Existe un alto porcentaje de niños que son erróneamente diagnosticados con DDA, cuando en realidad el problema radica en falta de habilidad para atender selectivamente y para sostener la atención visual.
Los niños que presentan dificultad para controlar los movimientos de los ojos y atender selectivamente tienen un componente de déficit de desarrollo del sistema visual.
Los bebés muestran una preferencia por los patrones de alto contraste, objetos que se mueven, brillantes, coloridos, es decir, sus movimientos están generalmente dirigidos a las áreas de mayor estimulación física.
Pero, para cuando el niño ingresa a la primaria y ha logrado un adecuado desarrollo del sistema visual, será capaz de controlar selectivamente los movimientos oculares de manera que, responda al estímulo de interés e importancia de las demandas apropiadas del salón de clases mas que aquellos que son ruidosos o novedosos, el niño que no ha superado estos mecanismos de reflejos primitivos, mostrará dificultad de atención y distracción.

La capacidad que tiene el cerebro para discriminar y seleccionar la información relevante de la que no lo es, tiene sustento en la habilidad del niño para mantener la fijación visual el tiempo razonable que le permita obtener la información necesaria, este proceso es la base de la atención visual.

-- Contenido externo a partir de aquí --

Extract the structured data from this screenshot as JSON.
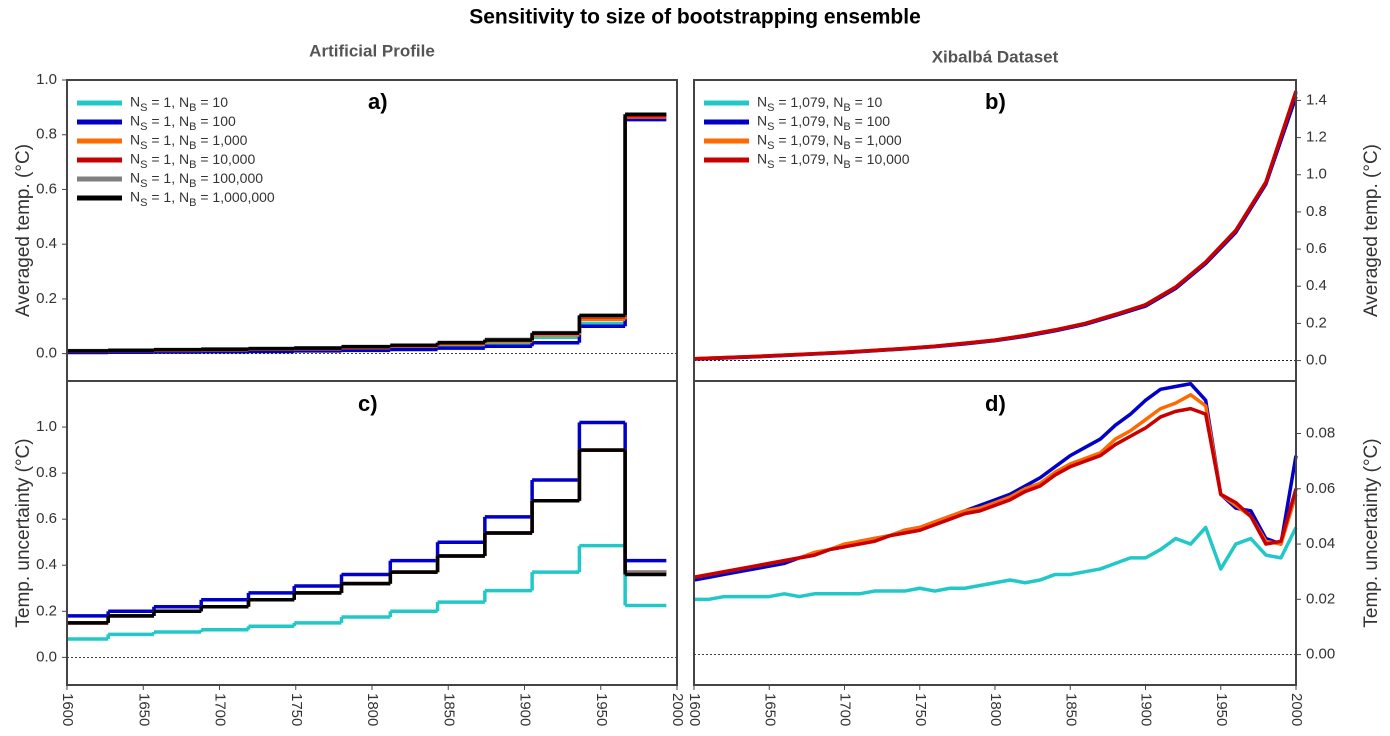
{
  "title": "Sensitivity to size of bootstrapping ensemble",
  "chart_data": [
    {
      "type": "step",
      "title": "Artificial Profile",
      "label": "a)",
      "ylabel": "Averaged temp. (°C)",
      "axis_side": "left",
      "xlim": [
        1600,
        2000
      ],
      "ylim": [
        -0.1,
        1.0
      ],
      "yticks": [
        {
          "value": 0,
          "label": "0.0"
        },
        {
          "value": 0.2,
          "label": "0.2"
        },
        {
          "value": 0.4,
          "label": "0.4"
        },
        {
          "value": 0.6,
          "label": "0.6"
        },
        {
          "value": 0.8,
          "label": "0.8"
        },
        {
          "value": 1.0,
          "label": "1.0"
        }
      ],
      "hline": 0,
      "legend": "upper left",
      "x": [
        1600,
        1627,
        1657,
        1688,
        1719,
        1749,
        1780,
        1812,
        1843,
        1874,
        1905,
        1936,
        1966,
        1993
      ],
      "series": [
        {
          "name": "NS = 1, NB = 10",
          "color": "#22c8c8",
          "values": [
            0.008,
            0.01,
            0.012,
            0.013,
            0.015,
            0.017,
            0.02,
            0.024,
            0.03,
            0.04,
            0.06,
            0.11,
            0.86,
            0.86
          ]
        },
        {
          "name": "NS = 1, NB = 100",
          "color": "#0000c8",
          "values": [
            0.004,
            0.005,
            0.006,
            0.007,
            0.008,
            0.01,
            0.012,
            0.015,
            0.02,
            0.027,
            0.04,
            0.1,
            0.855,
            0.855
          ]
        },
        {
          "name": "NS = 1, NB = 1,000",
          "color": "#ff6a00",
          "values": [
            0.009,
            0.011,
            0.012,
            0.014,
            0.016,
            0.018,
            0.022,
            0.027,
            0.035,
            0.045,
            0.068,
            0.125,
            0.865,
            0.865
          ]
        },
        {
          "name": "NS = 1, NB = 10,000",
          "color": "#c80000",
          "values": [
            0.01,
            0.012,
            0.014,
            0.016,
            0.018,
            0.02,
            0.025,
            0.03,
            0.04,
            0.05,
            0.075,
            0.135,
            0.87,
            0.87
          ]
        },
        {
          "name": "NS = 1, NB = 100,000",
          "color": "#808080",
          "values": [
            0.011,
            0.013,
            0.015,
            0.017,
            0.019,
            0.021,
            0.026,
            0.031,
            0.041,
            0.052,
            0.077,
            0.138,
            0.875,
            0.875
          ]
        },
        {
          "name": "NS = 1, NB = 1,000,000",
          "color": "#000000",
          "values": [
            0.01,
            0.012,
            0.014,
            0.016,
            0.018,
            0.02,
            0.025,
            0.03,
            0.04,
            0.05,
            0.075,
            0.14,
            0.875,
            0.875
          ]
        }
      ]
    },
    {
      "type": "line",
      "title": "Xibalbá Dataset",
      "label": "b)",
      "ylabel": "Averaged temp. (°C)",
      "axis_side": "right",
      "xlim": [
        1600,
        2000
      ],
      "ylim": [
        -0.11,
        1.51
      ],
      "yticks": [
        {
          "value": 0,
          "label": "0.0"
        },
        {
          "value": 0.2,
          "label": "0.2"
        },
        {
          "value": 0.4,
          "label": "0.4"
        },
        {
          "value": 0.6,
          "label": "0.6"
        },
        {
          "value": 0.8,
          "label": "0.8"
        },
        {
          "value": 1.0,
          "label": "1.0"
        },
        {
          "value": 1.2,
          "label": "1.2"
        },
        {
          "value": 1.4,
          "label": "1.4"
        }
      ],
      "hline": 0,
      "legend": "upper left",
      "x": [
        1600,
        1620,
        1640,
        1660,
        1680,
        1700,
        1720,
        1740,
        1760,
        1780,
        1800,
        1820,
        1840,
        1860,
        1880,
        1900,
        1920,
        1940,
        1960,
        1980,
        2000
      ],
      "series": [
        {
          "name": "NS = 1,079, NB = 10",
          "color": "#22c8c8",
          "values": [
            0.01,
            0.016,
            0.022,
            0.029,
            0.037,
            0.045,
            0.055,
            0.065,
            0.077,
            0.093,
            0.11,
            0.135,
            0.165,
            0.2,
            0.248,
            0.3,
            0.395,
            0.53,
            0.7,
            0.96,
            1.44
          ]
        },
        {
          "name": "NS = 1,079, NB = 100",
          "color": "#0000c8",
          "values": [
            0.008,
            0.014,
            0.02,
            0.027,
            0.035,
            0.043,
            0.053,
            0.063,
            0.075,
            0.09,
            0.107,
            0.131,
            0.16,
            0.195,
            0.243,
            0.293,
            0.388,
            0.522,
            0.69,
            0.95,
            1.42
          ]
        },
        {
          "name": "NS = 1,079, NB = 1,000",
          "color": "#ff6a00",
          "values": [
            0.01,
            0.016,
            0.022,
            0.029,
            0.037,
            0.045,
            0.055,
            0.065,
            0.077,
            0.093,
            0.11,
            0.135,
            0.165,
            0.2,
            0.248,
            0.3,
            0.395,
            0.53,
            0.7,
            0.96,
            1.45
          ]
        },
        {
          "name": "NS = 1,079, NB = 10,000",
          "color": "#c80000",
          "values": [
            0.01,
            0.016,
            0.022,
            0.029,
            0.037,
            0.045,
            0.055,
            0.065,
            0.077,
            0.093,
            0.11,
            0.135,
            0.165,
            0.2,
            0.248,
            0.3,
            0.395,
            0.53,
            0.7,
            0.96,
            1.45
          ]
        }
      ]
    },
    {
      "type": "step",
      "label": "c)",
      "ylabel": "Temp. uncertainty (°C)",
      "axis_side": "left",
      "xlim": [
        1600,
        2000
      ],
      "ylim": [
        -0.12,
        1.2
      ],
      "xticks": [
        1600,
        1650,
        1700,
        1750,
        1800,
        1850,
        1900,
        1950,
        2000
      ],
      "yticks": [
        {
          "value": 0,
          "label": "0.0"
        },
        {
          "value": 0.2,
          "label": "0.2"
        },
        {
          "value": 0.4,
          "label": "0.4"
        },
        {
          "value": 0.6,
          "label": "0.6"
        },
        {
          "value": 0.8,
          "label": "0.8"
        },
        {
          "value": 1.0,
          "label": "1.0"
        }
      ],
      "hline": 0,
      "x": [
        1600,
        1627,
        1657,
        1688,
        1719,
        1749,
        1780,
        1812,
        1843,
        1874,
        1905,
        1936,
        1966,
        1993
      ],
      "series": [
        {
          "color": "#22c8c8",
          "values": [
            0.08,
            0.1,
            0.11,
            0.12,
            0.135,
            0.15,
            0.175,
            0.2,
            0.24,
            0.29,
            0.37,
            0.485,
            0.225,
            0.225
          ]
        },
        {
          "color": "#0000c8",
          "values": [
            0.18,
            0.2,
            0.22,
            0.25,
            0.28,
            0.31,
            0.36,
            0.42,
            0.5,
            0.61,
            0.77,
            1.02,
            0.42,
            0.42
          ]
        },
        {
          "color": "#ff6a00",
          "values": [
            0.15,
            0.18,
            0.2,
            0.22,
            0.25,
            0.28,
            0.32,
            0.37,
            0.44,
            0.54,
            0.68,
            0.9,
            0.37,
            0.37
          ]
        },
        {
          "color": "#c80000",
          "values": [
            0.15,
            0.18,
            0.2,
            0.22,
            0.25,
            0.28,
            0.32,
            0.37,
            0.44,
            0.54,
            0.68,
            0.9,
            0.37,
            0.37
          ]
        },
        {
          "color": "#808080",
          "values": [
            0.15,
            0.18,
            0.2,
            0.22,
            0.25,
            0.28,
            0.32,
            0.37,
            0.44,
            0.54,
            0.68,
            0.9,
            0.37,
            0.37
          ]
        },
        {
          "color": "#000000",
          "values": [
            0.15,
            0.18,
            0.2,
            0.22,
            0.25,
            0.28,
            0.32,
            0.37,
            0.44,
            0.54,
            0.68,
            0.9,
            0.36,
            0.36
          ]
        }
      ]
    },
    {
      "type": "line",
      "label": "d)",
      "ylabel": "Temp. uncertainty (°C)",
      "axis_side": "right",
      "xlim": [
        1600,
        2000
      ],
      "ylim": [
        -0.011,
        0.099
      ],
      "xticks": [
        1600,
        1650,
        1700,
        1750,
        1800,
        1850,
        1900,
        1950,
        2000
      ],
      "yticks": [
        {
          "value": 0,
          "label": "0.00"
        },
        {
          "value": 0.02,
          "label": "0.02"
        },
        {
          "value": 0.04,
          "label": "0.04"
        },
        {
          "value": 0.06,
          "label": "0.06"
        },
        {
          "value": 0.08,
          "label": "0.08"
        }
      ],
      "hline": 0,
      "x": [
        1600,
        1610,
        1620,
        1630,
        1640,
        1650,
        1660,
        1670,
        1680,
        1690,
        1700,
        1710,
        1720,
        1730,
        1740,
        1750,
        1760,
        1770,
        1780,
        1790,
        1800,
        1810,
        1820,
        1830,
        1840,
        1850,
        1860,
        1870,
        1880,
        1890,
        1900,
        1910,
        1920,
        1930,
        1940,
        1950,
        1960,
        1970,
        1980,
        1990,
        2000
      ],
      "series": [
        {
          "color": "#22c8c8",
          "values": [
            0.02,
            0.02,
            0.021,
            0.021,
            0.021,
            0.021,
            0.022,
            0.021,
            0.022,
            0.022,
            0.022,
            0.022,
            0.023,
            0.023,
            0.023,
            0.024,
            0.023,
            0.024,
            0.024,
            0.025,
            0.026,
            0.027,
            0.026,
            0.027,
            0.029,
            0.029,
            0.03,
            0.031,
            0.033,
            0.035,
            0.035,
            0.038,
            0.042,
            0.04,
            0.046,
            0.031,
            0.04,
            0.042,
            0.036,
            0.035,
            0.046
          ]
        },
        {
          "color": "#0000c8",
          "values": [
            0.027,
            0.028,
            0.029,
            0.03,
            0.031,
            0.032,
            0.033,
            0.035,
            0.036,
            0.038,
            0.039,
            0.041,
            0.042,
            0.043,
            0.045,
            0.046,
            0.048,
            0.05,
            0.052,
            0.054,
            0.056,
            0.058,
            0.061,
            0.064,
            0.068,
            0.072,
            0.075,
            0.078,
            0.083,
            0.087,
            0.092,
            0.096,
            0.097,
            0.098,
            0.092,
            0.058,
            0.053,
            0.052,
            0.042,
            0.04,
            0.072
          ]
        },
        {
          "color": "#ff6a00",
          "values": [
            0.028,
            0.029,
            0.03,
            0.031,
            0.032,
            0.033,
            0.034,
            0.035,
            0.037,
            0.038,
            0.04,
            0.041,
            0.042,
            0.043,
            0.045,
            0.046,
            0.048,
            0.05,
            0.052,
            0.053,
            0.055,
            0.057,
            0.06,
            0.062,
            0.066,
            0.069,
            0.071,
            0.073,
            0.078,
            0.081,
            0.085,
            0.089,
            0.091,
            0.094,
            0.09,
            0.058,
            0.054,
            0.05,
            0.041,
            0.04,
            0.058
          ]
        },
        {
          "color": "#c80000",
          "values": [
            0.028,
            0.029,
            0.03,
            0.031,
            0.032,
            0.033,
            0.034,
            0.035,
            0.036,
            0.038,
            0.039,
            0.04,
            0.041,
            0.043,
            0.044,
            0.045,
            0.047,
            0.049,
            0.051,
            0.052,
            0.054,
            0.056,
            0.059,
            0.061,
            0.065,
            0.068,
            0.07,
            0.072,
            0.076,
            0.079,
            0.082,
            0.086,
            0.088,
            0.089,
            0.087,
            0.058,
            0.055,
            0.05,
            0.04,
            0.041,
            0.06
          ]
        }
      ]
    }
  ]
}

También habilidades visuales como convergencia y enfoque e integración central-periférica están involucrados en la habilidad para sostener la atención visual en tareas que requieren atención a los detalles y que implican consistencia y sostenimiento del trabajo visual.
Se ha encontrado que los niños con Insuficiencia de Convergencia (IC) (Incapacidad de dirigir ambos ojos al mismo punto de fijación en la página, para que el cerebro pueda fusionar una sola imagen) son tres veces más frecuentes diagnosticados con Déficit de atención con o sin hiperactividad que un niño sin esta insuficiencia, ya que la IC provoca dificultades en la concentración y la atención, cuando realizan sus tareas de punto cercano, como son la lecto-escritura.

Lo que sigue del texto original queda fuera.